Kentucky’s John Calipari Floats Idea Of Playing NCAA Basketball In Bubble

Could Calipari's idea actually work?

The fate of college basketball currently hangs in the balance as COVID-19 continues to spread in the United States.

If you ask John Calipari, however, there could be a solution to the NCAA’s problem.

During an appearance Tuesday on ESPN Radio’s “Keyshawn, JWIll & Zubin,” the Kentucky men’s basketball head coach floated the idea of playing games in a bubble-like environment similar to those being utilized by professional sports leagues like the NHL, NBA, WNBA and MLS. But his idea is a little different.

“Do we go and play the Champions Classic in a bubble without fans and we play each other?” Calipari asked, as transcribed by ESPN’s Myron Medcalf. “We all play each other, round-robin. You walk away with three games. Do we put in a bubble or a pod Kentucky-Louisville or Michigan State with three ‘buy games’? Detroit, where my son plays, Murray State and East Tennessee State with us and we play a round-robin so that we can get the buy games where those teams really need that money? We can do that. Do we do it that way? Is the NCAA tournament in a bubble?”

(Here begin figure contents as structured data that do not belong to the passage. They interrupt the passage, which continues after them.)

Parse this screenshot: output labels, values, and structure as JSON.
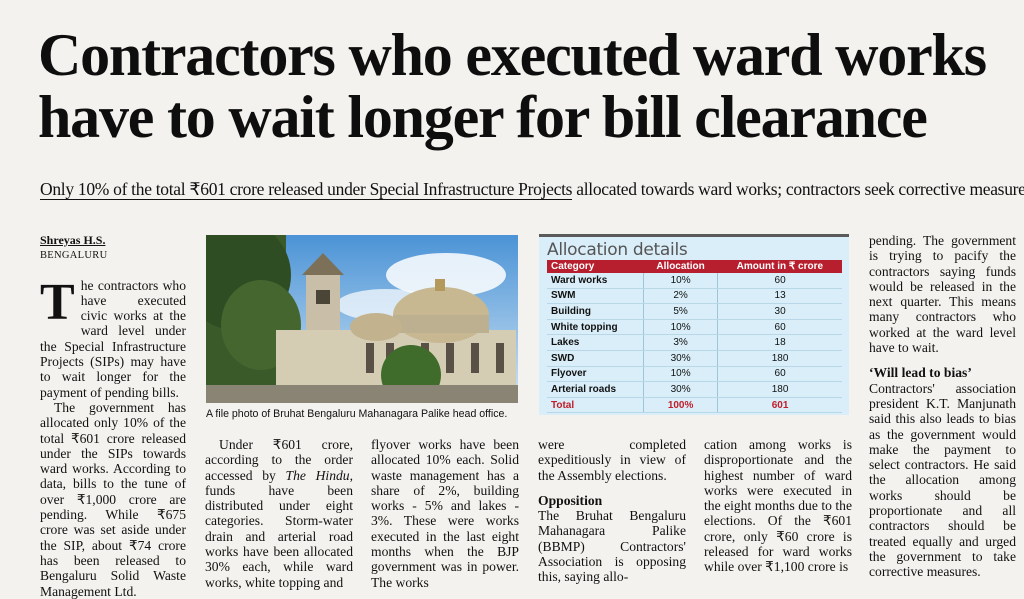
{
  "headline": {
    "line1": "Contractors who executed ward works",
    "line2": "have to wait longer for bill clearance"
  },
  "subhead": {
    "part1": "Only 10% of the total ₹601 crore released under Special Infrastructure Projects",
    "part2": " allocated towards ward works; contractors seek corrective measures"
  },
  "byline": "Shreyas H.S.",
  "dateline": "BENGALURU",
  "col1": {
    "dropcap": "T",
    "p1": "he contractors who have executed civic works at the ward level under the Special Infrastructure Projects (SIPs) may have to wait longer for the payment of pending bills.",
    "p2": "The government has allocated only 10% of the total ₹601 crore released under the SIPs towards ward works. According to data, bills to the tune of over ₹1,000 crore are pending. While ₹675 crore was set aside under the SIP, about ₹74 crore has been released to Bengaluru Solid Waste Management Ltd."
  },
  "col2": {
    "p1_a": "Under ₹601 crore, according to the order accessed by ",
    "p1_em": "The Hindu",
    "p1_b": ", funds have been distributed under eight categories. Storm-water drain and arterial road works have been allocated 30% each, while ward works, white topping and"
  },
  "col3": {
    "p1": "flyover works have been allocated 10% each. Solid waste management has a share of 2%, building works - 5% and lakes - 3%. These were works executed in the last eight months when the BJP government was in power. The works"
  },
  "col4": {
    "p1": "were completed expeditiously in view of the Assembly elections.",
    "heading": "Opposition",
    "p2": "The Bruhat Bengaluru Mahanagara Palike (BBMP) Contractors' Association is opposing this, saying allo-"
  },
  "col5": {
    "p1": "cation among works is disproportionate and the highest number of ward works were executed in the eight months due to the elections. Of the ₹601 crore, only ₹60 crore is released for ward works while over ₹1,100 crore is"
  },
  "col6": {
    "p1": "pending. The government is trying to pacify the contractors saying funds would be released in the next quarter. This means many contractors who worked at the ward level have to wait.",
    "heading": "‘Will lead to bias’",
    "p2": "Contractors' association president K.T. Manjunath said this also leads to bias as the government would make the payment to select contractors. He said the allocation among works should be proportionate and all contractors should be treated equally and urged the government to take corrective measures."
  },
  "photo": {
    "caption": "A file photo of Bruhat Bengaluru Mahanagara Palike head office."
  },
  "table": {
    "title": "Allocation details",
    "headers": [
      "Category",
      "Allocation",
      "Amount in ₹ crore"
    ],
    "rows": [
      [
        "Ward works",
        "10%",
        "60"
      ],
      [
        "SWM",
        "2%",
        "13"
      ],
      [
        "Building",
        "5%",
        "30"
      ],
      [
        "White topping",
        "10%",
        "60"
      ],
      [
        "Lakes",
        "3%",
        "18"
      ],
      [
        "SWD",
        "30%",
        "180"
      ],
      [
        "Flyover",
        "10%",
        "60"
      ],
      [
        "Arterial roads",
        "30%",
        "180"
      ]
    ],
    "total": [
      "Total",
      "100%",
      "601"
    ]
  },
  "colors": {
    "header_red": "#b81f2e",
    "table_bg": "#d9eef8",
    "total_red": "#c11d2a"
  }
}
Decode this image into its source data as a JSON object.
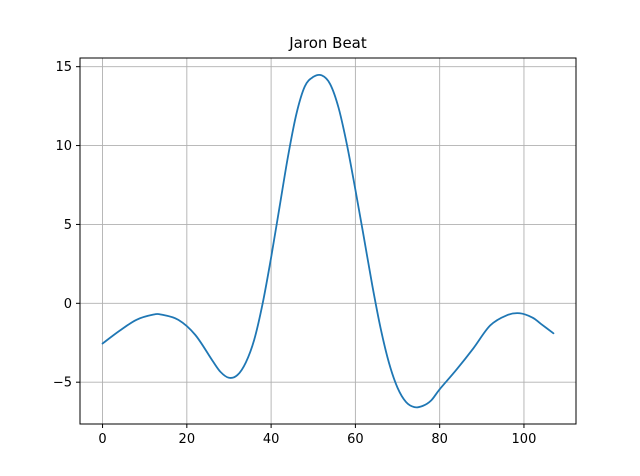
{
  "chart_data": {
    "type": "line",
    "title": "Jaron Beat",
    "xlabel": "",
    "ylabel": "",
    "xlim": [
      -5.35,
      112.35
    ],
    "ylim": [
      -7.65,
      15.55
    ],
    "xticks": [
      0,
      20,
      40,
      60,
      80,
      100
    ],
    "yticks": [
      -5,
      0,
      5,
      10,
      15
    ],
    "xtick_labels": [
      "0",
      "20",
      "40",
      "60",
      "80",
      "100"
    ],
    "ytick_labels": [
      "−5",
      "0",
      "5",
      "10",
      "15"
    ],
    "grid": true,
    "line_color": "#1f77b4",
    "grid_color": "#b0b0b0",
    "series": [
      {
        "x": [
          0,
          4,
          8,
          12,
          14,
          18,
          22,
          26,
          28,
          30,
          32,
          34,
          36,
          38,
          40,
          42,
          44,
          46,
          48,
          50,
          52,
          54,
          56,
          58,
          60,
          62,
          64,
          66,
          68,
          70,
          72,
          74,
          76,
          78,
          80,
          84,
          88,
          92,
          96,
          99,
          102,
          104,
          107
        ],
        "y": [
          -2.55,
          -1.75,
          -1.05,
          -0.72,
          -0.72,
          -1.05,
          -2.0,
          -3.6,
          -4.35,
          -4.72,
          -4.55,
          -3.75,
          -2.3,
          0.0,
          2.9,
          6.1,
          9.3,
          12.0,
          13.75,
          14.35,
          14.45,
          13.9,
          12.4,
          10.05,
          7.2,
          4.2,
          1.15,
          -1.6,
          -3.8,
          -5.35,
          -6.25,
          -6.58,
          -6.5,
          -6.15,
          -5.45,
          -4.2,
          -2.85,
          -1.4,
          -0.75,
          -0.63,
          -0.9,
          -1.3,
          -1.9
        ]
      }
    ]
  }
}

So far, bubbles set up by pro leagues have gotten the job done. Neither the NBA nor the NHL have reported positive tests in the last three weeks as they’ve simultaneously kicked their respective postseasons.

But will a bubble work for college sports?

What do you think?  Leave a comment.

Whether it would or not, Duke men’s basketball head coach Mike Krzyzewski says the NCAA cannot afford to go another year without March Madness.

“We’re the thing that the NCAA is most concerned about because men’s college basketball and the tournament pays for something like … it produces 98 percent or more of the money for the NCAA,” Coach K said on the show, via Medcalf. “We need to have the tournament. We can’t have it where two years in a row you don’t have the NCAA tournament.”

What will come of the upcoming college basketball season? Only time will tell.